余部の経を尋ねてみれば、
小乗教の中にも密意を以て第八識の存在を認めている文献がある。概略を示します。
(1) 根本識
大衆部の阿含経の中で説かれている、六識の所依となるものが根本識であるという。
(2) 有分識
上座部・分別論者の教えの中で説かれているもので、恒相続にして三界に周遍し、三有の因となるという。有は生命的存在のこと。三界に生まれる因と為るということで、種子のことを認めていることになろうかと思います。
(3) 窮生死蘊(グショウジウン)
化地部の説、無始以来から生死輪廻を繰り返し間断することなく随転しているのは暗に第八識の存在を認めているからである、というもの。
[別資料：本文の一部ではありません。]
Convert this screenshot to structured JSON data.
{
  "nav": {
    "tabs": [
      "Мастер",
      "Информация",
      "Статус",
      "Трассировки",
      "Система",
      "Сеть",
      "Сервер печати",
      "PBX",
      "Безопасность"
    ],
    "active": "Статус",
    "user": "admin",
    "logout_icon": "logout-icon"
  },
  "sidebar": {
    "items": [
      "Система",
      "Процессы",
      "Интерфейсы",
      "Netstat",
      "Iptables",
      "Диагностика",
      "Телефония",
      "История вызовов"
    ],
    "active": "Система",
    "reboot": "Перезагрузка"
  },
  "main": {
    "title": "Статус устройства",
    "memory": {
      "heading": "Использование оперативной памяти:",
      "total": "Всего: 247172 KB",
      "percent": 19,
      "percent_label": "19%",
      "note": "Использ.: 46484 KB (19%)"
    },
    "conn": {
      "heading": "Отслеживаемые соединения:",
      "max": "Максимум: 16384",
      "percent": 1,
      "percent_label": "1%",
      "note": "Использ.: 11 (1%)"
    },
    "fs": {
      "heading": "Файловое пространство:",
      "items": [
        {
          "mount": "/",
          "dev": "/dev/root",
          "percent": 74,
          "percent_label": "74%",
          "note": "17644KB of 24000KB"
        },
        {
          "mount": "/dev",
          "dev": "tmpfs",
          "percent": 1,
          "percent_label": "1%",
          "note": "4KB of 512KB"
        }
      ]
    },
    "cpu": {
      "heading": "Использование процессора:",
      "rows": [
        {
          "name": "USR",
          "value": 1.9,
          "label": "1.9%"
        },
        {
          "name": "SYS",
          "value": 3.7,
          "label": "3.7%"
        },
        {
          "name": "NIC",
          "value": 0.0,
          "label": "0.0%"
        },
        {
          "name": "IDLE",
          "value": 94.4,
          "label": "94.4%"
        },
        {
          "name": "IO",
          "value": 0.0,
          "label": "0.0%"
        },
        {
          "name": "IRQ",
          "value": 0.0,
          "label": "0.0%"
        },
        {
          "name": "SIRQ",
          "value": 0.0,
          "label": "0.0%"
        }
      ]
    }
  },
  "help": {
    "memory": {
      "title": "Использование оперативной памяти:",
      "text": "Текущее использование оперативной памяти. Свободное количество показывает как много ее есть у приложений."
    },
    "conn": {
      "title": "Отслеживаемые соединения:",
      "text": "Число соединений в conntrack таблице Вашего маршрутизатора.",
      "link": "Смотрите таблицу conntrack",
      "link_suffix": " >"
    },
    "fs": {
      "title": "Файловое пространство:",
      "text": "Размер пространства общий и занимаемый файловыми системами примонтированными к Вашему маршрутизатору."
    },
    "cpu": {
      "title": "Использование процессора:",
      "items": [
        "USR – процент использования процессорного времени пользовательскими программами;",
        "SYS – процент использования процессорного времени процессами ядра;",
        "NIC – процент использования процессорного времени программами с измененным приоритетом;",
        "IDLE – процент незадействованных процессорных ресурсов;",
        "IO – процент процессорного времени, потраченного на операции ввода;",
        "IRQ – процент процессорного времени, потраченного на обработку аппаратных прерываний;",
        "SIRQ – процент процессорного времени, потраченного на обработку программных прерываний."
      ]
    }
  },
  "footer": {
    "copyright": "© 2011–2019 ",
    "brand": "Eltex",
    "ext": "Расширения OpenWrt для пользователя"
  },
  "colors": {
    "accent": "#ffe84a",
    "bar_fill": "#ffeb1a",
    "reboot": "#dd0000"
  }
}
(4) 説一切有部の『増壱阿含経』の中に説かれている事柄が示すもの。
愛阿頼耶・楽阿頼耶・欣阿頼耶・喜阿頼耶という阿頼耶の名を語っていることによる。
本識の三相を説く中で「初能変の識をば、大小乗教に阿頼耶と名く」と云われていましたが、『増一阿含経』の中で説かれていることなのですね。
これは仏密意をもって、小乗教徒に対して廻心向大せしめんが為に説かれたもので小乗共許の経といわれています。